Is this correct like this?
Thanks for your help.
Everything about your proof is correct, except for the final line "since the lebesgue mesure doesn't see the nullsets." This is only true for continuous variables, but your problem doesn't mention that $X$ must be continuous. If $X$ is discrete, so for example if $X$ a coin flip $P(X=0)=P(X=1)=\frac{1}{2}$, it does not hold that $\Bbb{E}[\Bbb{1}_{\{X\neq 1\}}X]=\Bbb{E}[X]$, even though the set $\{1\}$ is a null-set for the Lebesgue measure.
The reason why it is correct that $\Bbb{E}[\Bbb{1}_{\{X>0 \}}X]=\Bbb{E}[X]$ is actually much simpler, and it is that $\Bbb{1}_{\{X>0 \}}X=X$. They are the same random variable since if $\Bbb{1}_{\{X>0 \}}=0$, then $X$ is already $0$.

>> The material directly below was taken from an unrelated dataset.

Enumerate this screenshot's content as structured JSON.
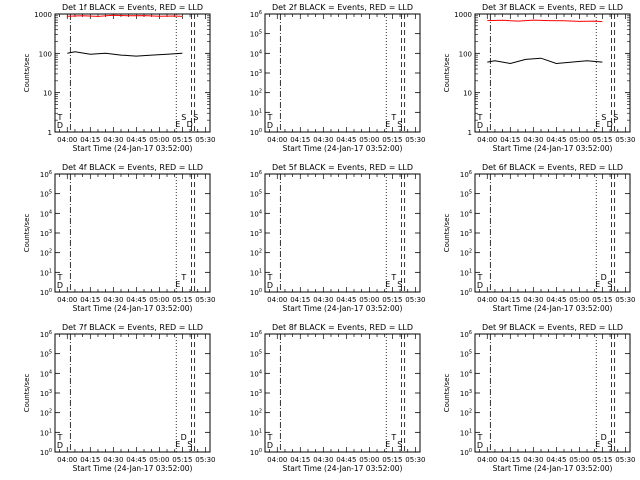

In general, for any random variable $X$ (discrete or continuous) $\Bbb{1}_{\{X\neq 0 \}}X=X$. This is not true in general: $\Bbb{1}_{\{X\neq a \}}X\neq X$ for $a\neq 0$. See for example the coin flip $\Bbb{1}_{\{X\neq 1\}}X\neq X$.